Nel fare ciò la sentenza prende le mosse da un’altra precedente pronuncia delle Sezioni Unite, la n. 38343 del 24.04.2014, relativa al tristemente noto caso della morte sul lavoro dei sette lavoratori della Thyssen Krupp, la quale – tra i vari punti affrontati – aveva affermato che i concetti di interesse e vantaggio, nei reati colposi di evento, vanno necessariamente riferiti alla condotta e non all’esito antigiuridico dell’evento.

Nell’aderire a tale interpretazione delle Sezioni Unite, la sentenza va infatti ad affermare che essa rappresenta l’unica “che non svuota di contenuto la previsione normativa e che risponde alla ratio dell’inserimento dei delitti di omicidio colposo e lesioni colpose nell’elenco dei reati fondanti la responsabilità dell’ente”. 

Tutto ciò appare condivisibile, rilevato che diversamente – facendo riferimento all’esito antigiuridico dell’evento nei casi di non volontarietà – è evidente che verrebbe meno il vincolo finalistico di cui all’art. 5 D. Lgs. 231/2001 e di conseguenza la configurabilità della responsabilità amministrativa dell’ente, di tal che risulterebbe del tutto privo di significato l’inserimento da parte del Legislatore dei delitti di omicidio colposo e lesioni colpose nel novero dei reati-presupposto. È evidente che non risponde all’interesse della società, o non le procura certamente un vantaggio, la morte o le lesioni riportate da un suo dipendente (l’esito antigiuridico dell’evento), causate da violazioni di norme antinfortunistiche, diversamente è di sicuro vantaggioso per l’ente conseguire un risparmio di costi derivante dall’omissione di investimenti necessari per adeguarsi alla normativa prevenzionistica (condotta), con violazione di quest’ultima e conseguente causazione dell’infortunio. Ulteriormente la sentenza, sempre in ordine ai concetti di interesse e vantaggio, giunge ad affermare una netta distinzione tra essi, rilevando come, in relazione al primo, si debba far riferimento ad una valutazione antecedente alla commissione del reato presupposto, mentre in relazione al secondo, debba effettuarsi una valutazione ex post.

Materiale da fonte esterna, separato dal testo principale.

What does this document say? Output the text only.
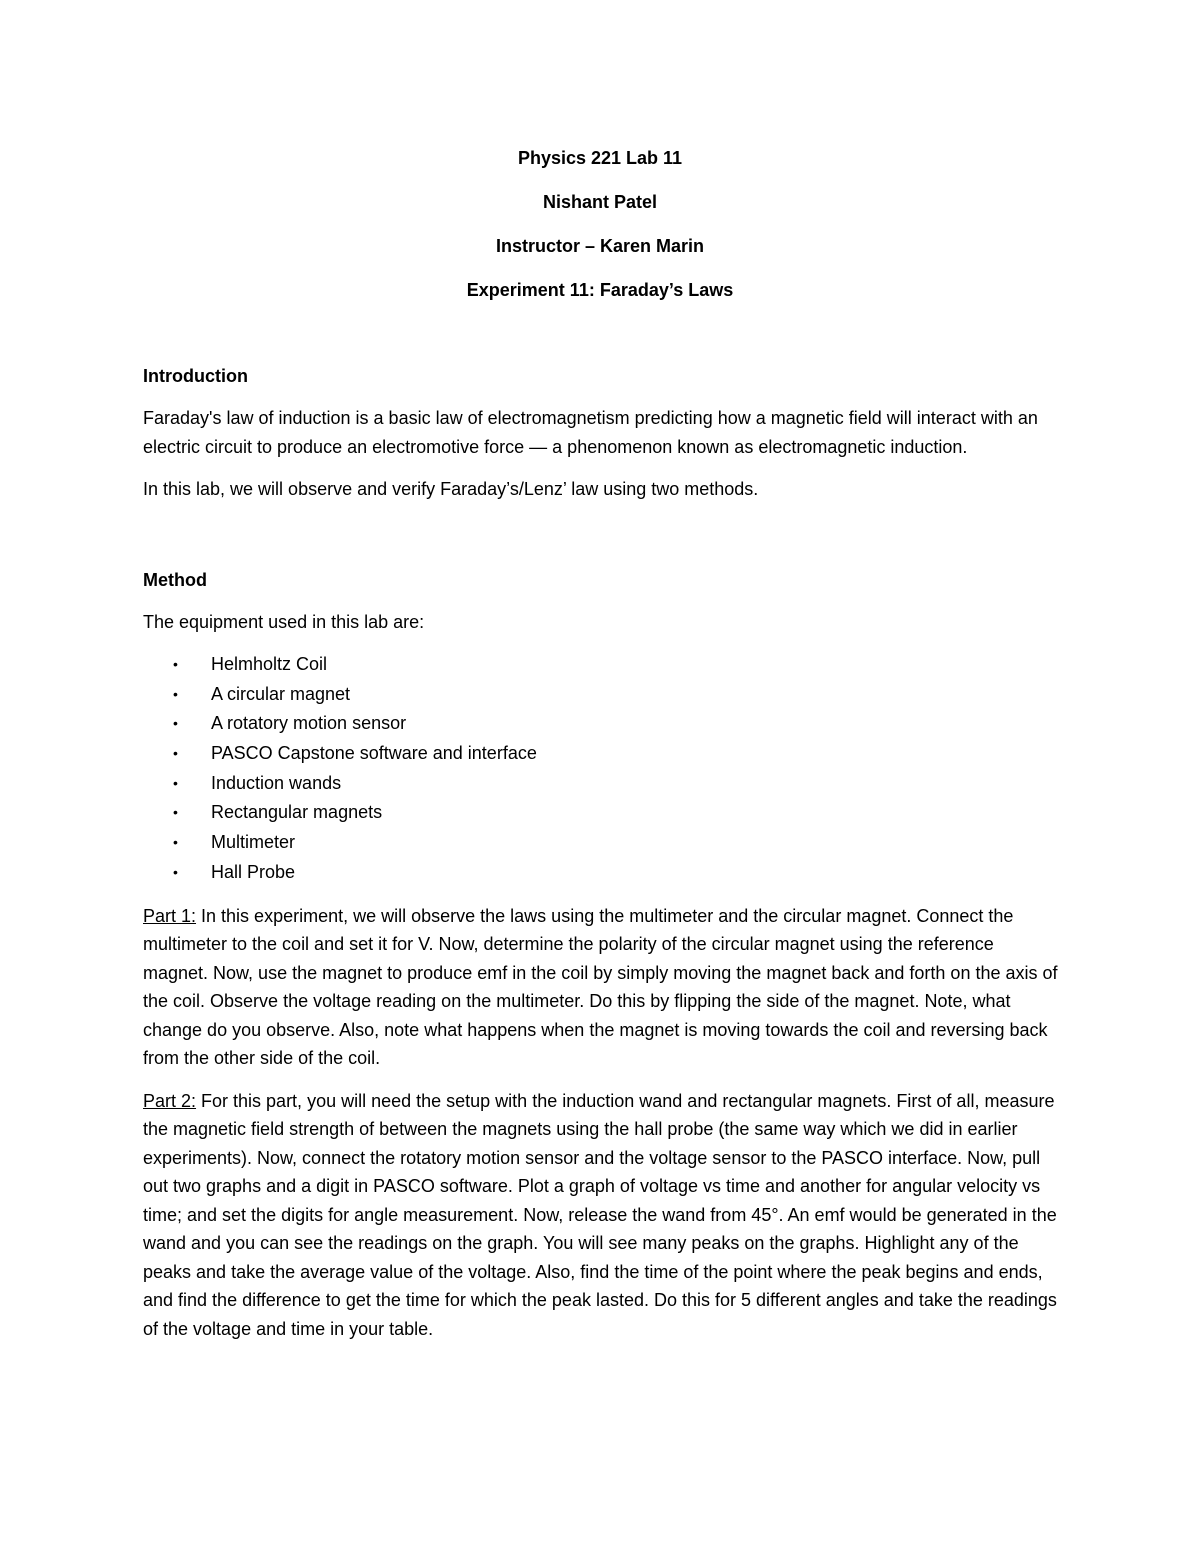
Physics 221 Lab 11
Nishant Patel
Instructor – Karen Marin
Experiment 11: Faraday’s Laws
Introduction

Faraday's law of induction is a basic law of electromagnetism predicting how a magnetic field will interact with an electric circuit to produce an electromotive force — a phenomenon known as electromagnetic induction.

In this lab, we will observe and verify Faraday’s/Lenz’ law using two methods.

Method

The equipment used in this lab are:

• Helmholtz Coil
• A circular magnet
• A rotatory motion sensor
• PASCO Capstone software and interface
• Induction wands
• Rectangular magnets
• Multimeter
• Hall Probe

Part 1: In this experiment, we will observe the laws using the multimeter and the circular magnet. Connect the multimeter to the coil and set it for V. Now, determine the polarity of the circular magnet using the reference magnet. Now, use the magnet to produce emf in the coil by simply moving the magnet back and forth on the axis of the coil. Observe the voltage reading on the multimeter. Do this by flipping the side of the magnet. Note, what change do you observe. Also, note what happens when the magnet is moving towards the coil and reversing back from the other side of the coil.

Part 2: For this part, you will need the setup with the induction wand and rectangular magnets. First of all, measure the magnetic field strength of between the magnets using the hall probe (the same way which we did in earlier experiments). Now, connect the rotatory motion sensor and the voltage sensor to the PASCO interface. Now, pull out two graphs and a digit in PASCO software. Plot a graph of voltage vs time and another for angular velocity vs time; and set the digits for angle measurement. Now, release the wand from 45°. An emf would be generated in the wand and you can see the readings on the graph. You will see many peaks on the graphs. Highlight any of the peaks and take the average value of the voltage. Also, find the time of the point where the peak begins and ends, and find the difference to get the time for which the peak lasted. Do this for 5 different angles and take the readings of the voltage and time in your table.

Alla luce di tale distinzione, si configurerà il requisito dell’interesse dell’ente, qualora il soggetto agente abbia consapevolmente posto in essere una condotta in violazione delle norme prevenzionistiche, finalisticamente orientata al conseguimento di un risparmio di costi, pur non volendo l’evento morte o lesioni del dipendente. Diversamente – sempre in carenza di volontà dell’evento lesivo – ricorrerà il requisito del vantaggio, nel caso in cui lo stesso soggetto abbia violato le norme prevenzionistiche, non nel consapevole e preordinato intento di contenimento della spesa, ma in conseguenza di una disattenta condotta in materia di sicurezza del lavoro, che abbia comunque permesso all’azienda di conseguire un oggettivo vantaggio economico.

In forza di tali considerazioni, il criterio di vantaggio così inteso, ovverosia quale risultato di una valutazione ex post rispetto al verificarsi dell’evento, rappresenta la connessione di maggior forza tra illecito ed ente, così che anche in caso di non volontarietà dell’evento lesivo, proprio in virtù di tale collegamento, è correttamente configurabile la responsabilità dell’ente medesimo. In ipotesi di reato colposo di evento, pertanto, ai fini di una corretta valutazione in merito alla configurabilità della responsabilità amministrativa dell’ente, dovrà effettuarsi un concreto accertamento circa le modalità di svolgimento del fatto e verificare se la violazione, che ha determinato l’evento lesivo, rispondesse ex ante ad un interesse dell’ente, o abbia reso possibile a quest’ultimo ottenere comunque un vantaggio economico, indipendentemente da un finalismo preordinato del soggetto agente, volto al conseguimento di un beneficio economico per l’ente stesso. 

Di fatto l’azienda che risparmia risorse finanziarie non investendo, o addirittura tagliando la spesa, in materia di prevenzione, nel caso in cui si consumi un reato a seguito di violazione della normativa prevenzionistica, si vedrà contestata la responsabilità ex D. Lgs. 231/2001, con applicazione delle relative sanzioni.

Nel caso di specie la Suprema Corte ha ritenuto che il Giudice di merito avesse correttamente motivato la decisione, avendo rilevato che nel corso dell’istruttoria dibattimentale era emerso che la violazione della normativa prevenzionistica era stato il frutto di una consapevole scelta di politica aziendale, finalizzata ad un risparmio di costi in materia di sicurezza e pertanto attuata nell’interesse ed a vantaggio dell’ente, che non aveva nemmeno adottato alcun modello di organizzazione e gestione finalizzato alla prevenzione degli infortuni sul lavoro.

La decisione in commento, è il caso di osservare, conferma l’interpretazione che altre precedenti pronunce, sia di merito che di legittimità, avevano offerto sul punto, ribadendo – pertanto – la configurabilità della responsabilità delle aziende ex D. Lgs. 231/2001, in caso di commissione di reati (presupposto) colposi di evento, quali l’omicidio colposo o le lesioni personali colpose, commesse con violazione delle norme per la prevenzione degli infortuni sul lavoro (cfr. Trib Trani, 11.01.2010; Trib. Tolmezzo, 23.01.2012; Trib. Torino sez. I, 10.01.2013; Cass. pen. Sez. V, 28.11.2013 n. 10265; Cass. pen. Sez. Unite, 24.04.2014 n. 38343). In considerazione di ciò è opportuno per gli enti sottoposti all’applicazione del D. Lgs. 231/2001, al fine di non vedersi contestata alcuna responsabilità, attenersi scrupolosamente alla normativa prevenzionistica, investendo le risorse finanziarie adeguate al fine di garantire un idoneo livello di sicurezza ed adottando modelli organizzativi di gestione e controllo, vigilando altresì sul loro effettivo funzionamento ed osservanza.